Engr. Xavier Bayoneta, chairperson of the Concerned Seafarers of the Philippines, appealed to the government to undertake a review and overhaul of the MARINA and the country’s standards compliance.
“Alarma na ito sa amin, ano. Talagang, siguro dati hindi sineseryoso, pero sa ngayon, oras na magsara ang pinto ng EMSA para sa Filipino seafarers na kukunin nila, talagang papalitan tayo ng ibang nationality tulad ng sinasabi ng Eastern Europe, Indonesia, India, at iba pa, Vietnam,” he said.
(It’s alarming for us. It may not have been taken seriously before. But now, when EMSA closes its doors on Filipino seafarers, they could replace us with other nationalities like those from Eastern Europe, Indonesia, India, Vietnam, and others.)
Bayoneta called for a person with a seafaring background to run MARINA.
However, Malaluan said this was not necessary, since the agency’s reach extends beyond seafaring issues.
She added there are more than 30 ship officers, deck and engine assessors, and examiners already serving in MARINA.

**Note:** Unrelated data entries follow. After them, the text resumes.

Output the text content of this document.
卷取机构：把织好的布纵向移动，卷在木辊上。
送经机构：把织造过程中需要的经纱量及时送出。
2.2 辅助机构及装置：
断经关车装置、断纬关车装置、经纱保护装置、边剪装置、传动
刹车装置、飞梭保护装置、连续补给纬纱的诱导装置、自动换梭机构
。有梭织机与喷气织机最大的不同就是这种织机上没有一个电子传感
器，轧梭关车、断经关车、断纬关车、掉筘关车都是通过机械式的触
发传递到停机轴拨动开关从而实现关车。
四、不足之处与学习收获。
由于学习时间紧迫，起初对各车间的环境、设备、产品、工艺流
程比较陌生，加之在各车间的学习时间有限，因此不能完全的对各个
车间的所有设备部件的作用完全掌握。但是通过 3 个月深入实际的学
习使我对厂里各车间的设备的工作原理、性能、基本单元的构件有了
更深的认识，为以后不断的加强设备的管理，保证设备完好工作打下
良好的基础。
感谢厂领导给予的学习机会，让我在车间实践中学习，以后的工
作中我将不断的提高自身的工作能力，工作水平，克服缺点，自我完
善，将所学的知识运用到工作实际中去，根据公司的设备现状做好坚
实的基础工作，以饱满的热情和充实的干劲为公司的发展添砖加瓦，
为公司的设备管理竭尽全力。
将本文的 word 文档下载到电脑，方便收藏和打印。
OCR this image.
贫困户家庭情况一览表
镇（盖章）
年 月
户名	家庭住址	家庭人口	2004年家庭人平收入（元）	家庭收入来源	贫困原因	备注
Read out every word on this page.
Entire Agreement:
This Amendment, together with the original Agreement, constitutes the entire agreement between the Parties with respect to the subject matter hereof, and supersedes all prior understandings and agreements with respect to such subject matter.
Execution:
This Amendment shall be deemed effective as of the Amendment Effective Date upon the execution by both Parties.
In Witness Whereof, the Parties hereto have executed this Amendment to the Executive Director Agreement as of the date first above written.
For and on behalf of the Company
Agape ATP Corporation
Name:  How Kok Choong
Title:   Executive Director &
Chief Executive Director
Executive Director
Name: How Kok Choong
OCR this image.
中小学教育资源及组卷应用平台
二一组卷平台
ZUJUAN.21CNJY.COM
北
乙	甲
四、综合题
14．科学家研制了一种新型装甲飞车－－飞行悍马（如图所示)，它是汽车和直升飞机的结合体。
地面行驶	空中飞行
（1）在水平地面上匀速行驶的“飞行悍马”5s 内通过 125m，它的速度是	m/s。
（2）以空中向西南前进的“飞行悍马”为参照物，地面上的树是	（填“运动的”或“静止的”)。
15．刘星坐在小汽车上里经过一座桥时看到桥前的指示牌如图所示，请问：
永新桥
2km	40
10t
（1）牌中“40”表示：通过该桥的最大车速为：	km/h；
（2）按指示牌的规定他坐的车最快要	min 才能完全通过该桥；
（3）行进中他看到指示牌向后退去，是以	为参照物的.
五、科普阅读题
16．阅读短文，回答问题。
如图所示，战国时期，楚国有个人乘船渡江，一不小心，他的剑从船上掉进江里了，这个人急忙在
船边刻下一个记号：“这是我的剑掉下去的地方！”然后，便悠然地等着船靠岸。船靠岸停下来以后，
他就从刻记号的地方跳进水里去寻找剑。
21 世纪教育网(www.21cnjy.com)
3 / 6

PH GOV’T TO ‘DO ALL IT CAN’
Transport Secretary Jaime Bautista said the government has long been working to pass the EMSA evaluation and avoid a ban.
"Sisiguruhin natin ‘di tayo babagsak. Gagawin natin lahat ng ating makakaya para mapanatili natin ‘yong mga certifications ng ating seafarers,” he told TeleRadyo on Thursday.
(We will ensure we will not fail. We will do all we can to keep the certifications of our seafarers.)
Bautista previously said he has been meeting with European envoys and representatives of EU shipping firms to smooth over the issue.
President Ferdinand Marcos Jr. has directed government agencies to create a joint implementation plan to address the concerns.
Department of Migrant Workers (DMW) secretary Susan Ople said the DoTr will lead the team which includes the DMW, MARINA and the Commission on Higher Education.
“The President is very keen in ensuring that the employment of our seafarers, their general welfare, standards of training and certification are compliant and in fulfillment with international standards, whether EU-set or IMO-set dahil ang issue din dito ay maritime safety and of course ‘yong rights and welfare ng seafarers natin,” Ople said in a press conference Friday.
(The issue here is maritime safety and of course our seafarers’ rights and welfare.)
Opposition senator Risa Hontiveros in a statement applauded the president’s initial action, which she described as a long overdue response to a recurring problem.
Hontiveros added she will file a resolution calling for a Senate inquiry on better protecting seafarers and avoiding this situation again.
“Importante na makonsulta mismo ang mga seafarers natin at makasama sila sa lahat ng mga repormang gagawin, dahil sa huli, sila talaga ang apektado, kasama ang kanilang mga mahal sa buhay,” she said.
(It is important that our seafarers are consulted and made part of all the reforms implemented because, in the end, they are the ones most affected, along with their loved ones.)